A key provision of the 2022 Inflation Reduction Act (IRA)—transferability of tax credits—would also be eliminated under the new plan. This measure had allowed developers to sell their credits to finance construction of clean energy projects.
Oil And Gas-Favored Credits Preserved
Despite the broad cuts, the proposal largely preserves tax credits for carbon capture and sequestration (45Q) and direct air capture, both of which are favored by the oil and gas industry.
Some limitations on foreign ownership of projects were included. A tax credit for sustainable aviation fuel is also extended, signaling support for biofuel producers aiming to expand their market share.

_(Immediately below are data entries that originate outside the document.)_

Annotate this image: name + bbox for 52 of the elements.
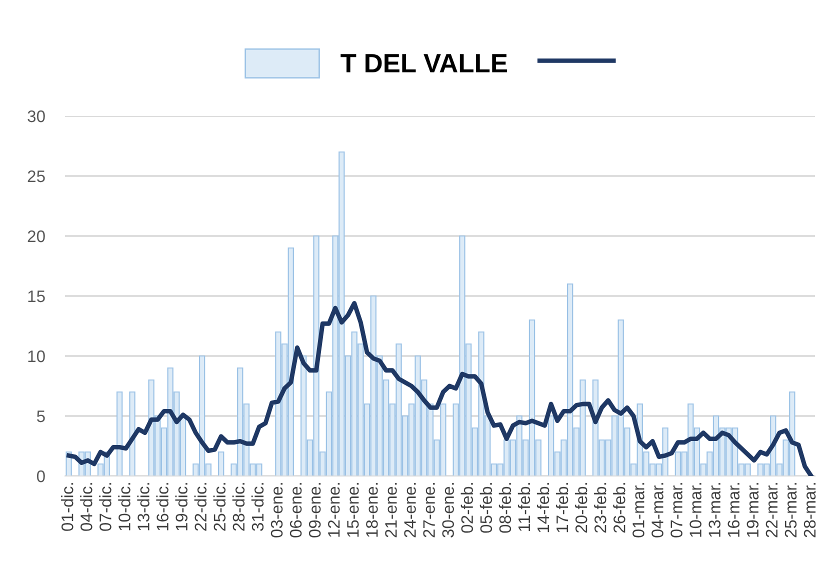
x-tick-label: 12-ene.	[328, 483, 340, 537]
x-tick-label: 17-feb.	[556, 483, 568, 532]
x-tick-label: 02-feb.	[460, 483, 474, 533]
y-tick-label: 15	[28, 290, 45, 302]
x-tick-label: 07-mar.	[670, 483, 682, 538]
y-tick-label: 10	[28, 350, 45, 362]
x-tick-label: 18-ene.	[366, 483, 378, 537]
x-tick-label: 03-ene.	[270, 483, 283, 538]
x-tick-label: 15-ene.	[347, 483, 359, 537]
x-tick-label: 16-dic.	[156, 483, 168, 530]
x-tick-label: 19-mar.	[746, 483, 759, 537]
bar	[116, 391, 123, 476]
x-tick-label: 26-feb.	[613, 483, 626, 533]
x-tick-label: 01-dic.	[61, 483, 74, 531]
x-tick-label: 23-feb.	[594, 483, 606, 533]
x-tick-label: 01-mar.	[632, 483, 644, 538]
legend-label: T DEL VALLE	[340, 54, 507, 72]
x-tick-label: 24-ene.	[404, 483, 416, 538]
x-tick-label: 14-feb.	[536, 483, 550, 532]
y-tick-label: 20	[28, 230, 45, 242]
line-series	[66, 300, 814, 476]
y-tick-label: 0	[36, 470, 45, 482]
x-tick-label: 22-mar.	[766, 483, 778, 538]
x-tick-label: 10-mar.	[690, 483, 702, 537]
x-tick-label: 22-dic.	[194, 483, 207, 531]
x-tick-label: 19-dic.	[175, 483, 188, 530]
x-tick-label: 04-dic.	[80, 483, 92, 531]
x-tick-label: 30-ene.	[442, 483, 454, 538]
x-tick-label: 10-dic.	[118, 483, 130, 530]
x-tick-label: 05-feb.	[480, 483, 492, 533]
x-tick-label: 06-ene.	[290, 483, 302, 538]
x-tick-label: 25-mar.	[784, 483, 797, 538]
x-tick-label: 28-mar.	[804, 483, 816, 538]
x-tick-label: 21-ene.	[385, 483, 397, 538]
x-tick-label: 20-feb.	[575, 483, 588, 533]
x-tick-label: 09-ene.	[308, 483, 321, 538]
x-tick-label: 13-mar.	[708, 483, 720, 537]
x-tick-label: 13-dic.	[137, 483, 150, 530]
x-tick-label: 16-mar.	[728, 483, 740, 537]
x-tick-label: 31-dic.	[251, 483, 264, 531]
x-tick-label: 08-feb.	[498, 483, 512, 533]
y-tick-label: 25	[28, 170, 45, 182]
x-tick-label: 28-dic.	[232, 483, 245, 531]
bar	[129, 391, 136, 476]
y-tick-label: 30	[28, 110, 45, 122]
x-tick-label: 27-ene.	[423, 483, 435, 538]
x-tick-label: 04-mar.	[652, 483, 664, 538]
x-tick-label: 25-dic.	[213, 483, 226, 531]
bar	[218, 451, 224, 476]
x-tick-label: 07-dic.	[99, 483, 112, 531]
y-tick-label: 5	[36, 410, 45, 422]
x-tick-label: 11-feb.	[518, 483, 530, 531]
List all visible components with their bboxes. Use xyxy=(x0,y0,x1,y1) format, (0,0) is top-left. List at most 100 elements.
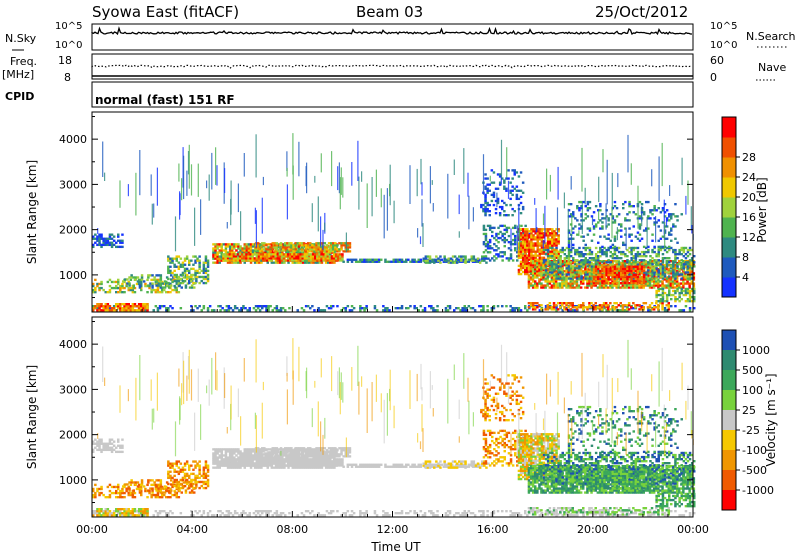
power-cell xyxy=(592,304,595,307)
power-cell xyxy=(551,232,554,235)
power-cell xyxy=(94,233,97,236)
power-cell xyxy=(655,221,658,224)
power-cell xyxy=(172,276,175,279)
power-cell xyxy=(551,267,554,270)
power-cell xyxy=(546,230,550,233)
power-cell xyxy=(661,267,665,270)
power-cell xyxy=(626,219,629,222)
power-cell xyxy=(554,270,558,273)
power-cell xyxy=(655,280,658,283)
power-cell xyxy=(314,259,317,262)
power-cell xyxy=(329,257,332,260)
power-cell xyxy=(540,308,543,311)
power-streak xyxy=(340,167,342,195)
velocity-cell xyxy=(300,512,304,515)
power-cell xyxy=(112,286,116,290)
power-cell xyxy=(588,280,591,283)
velocity-cell xyxy=(254,514,258,517)
power-cell xyxy=(179,265,183,268)
power-cell xyxy=(624,253,627,256)
power-cell xyxy=(188,259,191,262)
power-cell xyxy=(334,244,337,247)
power-cell xyxy=(272,257,275,260)
power-cell xyxy=(146,303,149,306)
power-cell xyxy=(298,242,302,245)
power-cell xyxy=(192,263,195,266)
power-cell xyxy=(448,307,452,310)
power-cell xyxy=(491,247,494,250)
power-cell xyxy=(617,263,621,266)
power-cell xyxy=(551,244,554,247)
power-cell xyxy=(690,270,693,273)
power-cell xyxy=(555,238,558,241)
power-cell xyxy=(235,245,238,248)
power-cell xyxy=(422,257,425,260)
power-cell xyxy=(94,288,97,292)
power-cell xyxy=(218,243,221,246)
power-cell xyxy=(316,259,319,262)
power-cell xyxy=(667,304,670,307)
power-cell xyxy=(240,307,243,310)
power-cell xyxy=(567,264,570,267)
power-cell xyxy=(584,271,587,274)
power-cell xyxy=(179,307,183,310)
power-cell xyxy=(249,245,253,248)
power-cell xyxy=(607,275,610,279)
nave-tick-top: 60 xyxy=(710,54,724,67)
power-cell xyxy=(339,259,342,262)
power-cell xyxy=(528,246,531,249)
power-cell xyxy=(678,286,681,289)
power-streak xyxy=(581,202,583,234)
power-cell xyxy=(607,304,610,307)
power-cell xyxy=(422,259,425,262)
power-cell xyxy=(599,248,602,252)
power-cell xyxy=(594,225,598,228)
velocity-cell xyxy=(229,512,233,515)
power-cell xyxy=(672,225,675,228)
power-cell xyxy=(601,261,604,264)
power-streak xyxy=(581,147,583,192)
power-cell xyxy=(440,258,443,261)
power-cell xyxy=(234,257,238,260)
power-cell xyxy=(206,259,210,262)
power-cell xyxy=(219,305,222,308)
power-cell xyxy=(131,303,135,306)
power-cell xyxy=(636,269,640,273)
power-cell xyxy=(648,268,652,271)
power-cell xyxy=(638,255,642,258)
power-cell xyxy=(517,252,521,255)
power-cell xyxy=(567,306,570,309)
power-cell xyxy=(673,268,677,271)
power-cell xyxy=(234,253,238,256)
power-cell xyxy=(309,242,312,245)
power-cell xyxy=(573,286,577,289)
power-cell xyxy=(511,243,515,246)
power-cell xyxy=(611,243,615,247)
power-cell xyxy=(524,234,527,237)
power-cell xyxy=(257,253,261,256)
power-cell xyxy=(640,250,644,254)
power-cell xyxy=(524,252,527,255)
power-cell xyxy=(498,214,502,217)
power-streak xyxy=(261,197,263,234)
power-cell xyxy=(340,242,343,245)
power-cell xyxy=(119,241,122,244)
power-cell xyxy=(160,280,164,284)
power-cell xyxy=(324,257,327,260)
power-cell xyxy=(546,268,549,271)
power-cell xyxy=(538,250,542,253)
power-cell xyxy=(337,257,340,260)
power-cell xyxy=(388,260,391,263)
power-cell xyxy=(582,272,585,275)
power-cell xyxy=(669,284,673,287)
power-cell xyxy=(686,280,689,283)
power-cell xyxy=(329,253,332,256)
power-cell xyxy=(100,286,103,290)
power-cell xyxy=(601,281,604,285)
power-cell xyxy=(626,265,629,268)
power-cell xyxy=(167,259,170,262)
power-cell xyxy=(521,260,525,263)
power-cell xyxy=(357,260,360,263)
power-cell xyxy=(652,306,656,309)
power-cell xyxy=(511,307,514,310)
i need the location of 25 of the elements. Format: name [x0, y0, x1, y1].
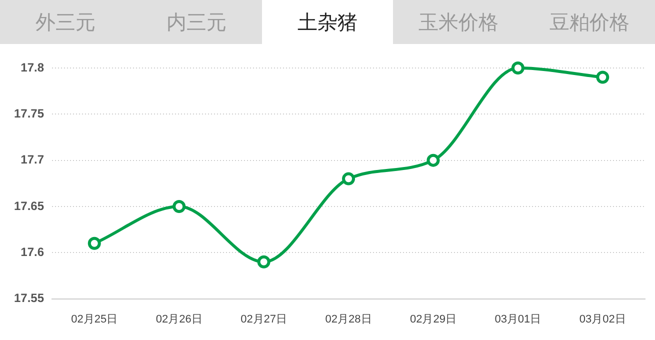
x-tick-label: 03月01日 — [494, 313, 542, 326]
point — [342, 172, 356, 186]
text: 外三元 — [34, 9, 96, 36]
x-tick-label: 02月29日 — [410, 313, 456, 326]
chart-title: 土杂猪 — [262, 0, 393, 44]
point — [88, 236, 101, 250]
y-tick-label: 17.6 — [20, 244, 44, 259]
y-tick-label: 17.65 — [14, 198, 44, 213]
x-tick-label: 02月27日 — [240, 313, 288, 326]
y-tick-label: 17.7 — [20, 152, 44, 167]
x-tick-label: 03月02日 — [579, 313, 626, 326]
text: 豆粕价格 — [548, 9, 630, 36]
x-tick-label: 02月25日 — [71, 313, 118, 326]
y-tick-label: 17.75 — [14, 106, 44, 120]
point — [511, 62, 524, 74]
point — [257, 255, 270, 268]
point — [596, 70, 610, 84]
point — [426, 154, 440, 167]
text: 玉米价格 — [418, 9, 500, 36]
text: 内三元 — [166, 9, 228, 36]
y-tick-label: 17.8 — [20, 60, 44, 74]
x-tick-label: 02月26日 — [156, 313, 202, 326]
y-tick-label: 17.55 — [14, 291, 44, 306]
x-tick-label: 02月28日 — [325, 313, 372, 326]
point — [172, 200, 186, 213]
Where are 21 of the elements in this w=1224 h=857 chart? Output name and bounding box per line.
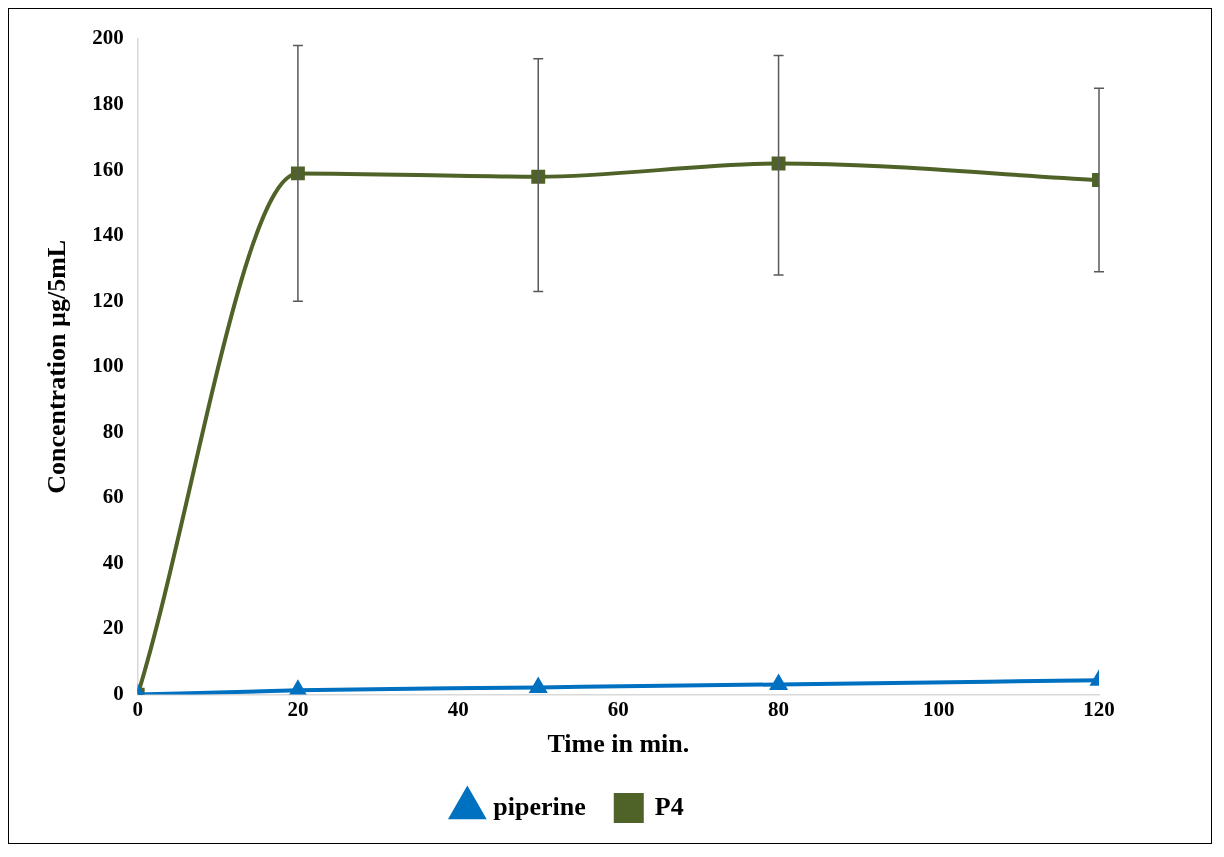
- x-tick-label: 120: [1083, 696, 1115, 721]
- legend-label: piperine: [493, 791, 586, 821]
- x-tick-label: 0: [132, 696, 143, 721]
- y-tick-label: 140: [92, 222, 124, 247]
- x-tick-label: 80: [768, 696, 790, 721]
- x-tick-label: 40: [447, 696, 469, 721]
- y-tick-label: 80: [102, 418, 124, 443]
- y-tick-label: 20: [102, 615, 124, 640]
- y-axis-title: Concentration µg/5mL: [42, 239, 72, 494]
- y-tick-label: 40: [102, 549, 124, 574]
- y-tick-label: 180: [92, 90, 124, 115]
- legend-label: P4: [654, 791, 684, 821]
- y-tick-label: 160: [92, 156, 124, 181]
- x-axis-title: Time in min.: [547, 729, 690, 759]
- y-tick-label: 60: [102, 484, 124, 509]
- x-tick-label: 100: [923, 696, 955, 721]
- y-tick-label: 100: [92, 353, 124, 378]
- y-tick-label: 200: [92, 25, 124, 50]
- x-tick-label: 60: [607, 696, 629, 721]
- x-tick-label: 20: [287, 696, 309, 721]
- y-tick-label: 120: [92, 287, 124, 312]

Industry Backlash And Republican Dissent
Industry groups, particularly from the solar and wind sectors, criticized the proposal, warning it could cost American jobs and undermine efforts to expand domestic energy production—and conflict with President Trump's stated energy goals.
Abigail Ross Hopper, president of the Solar Energy Industries Association, noted that the sector has invested billions in states that voted for Trump.
Genevieve Cullen, president of the Electric Drive Transportation Association, described the proposal as "catastrophically short-sighted," warning that cutting federal investment in electrification would undermine U.S. leadership in energy innovation. She added that the plan would give "an enormous market advantage" to competitors like China and put American manufacturing and jobs at risk.
In 2024, the U.S. Treasury awarded over $2 billion in point-of-sale rebates for electric vehicles.
Meanwhile, more than two dozen House Republicans and four GOP senators from states benefiting from IRA-driven investments urged the committee to retain several of the clean energy tax credits.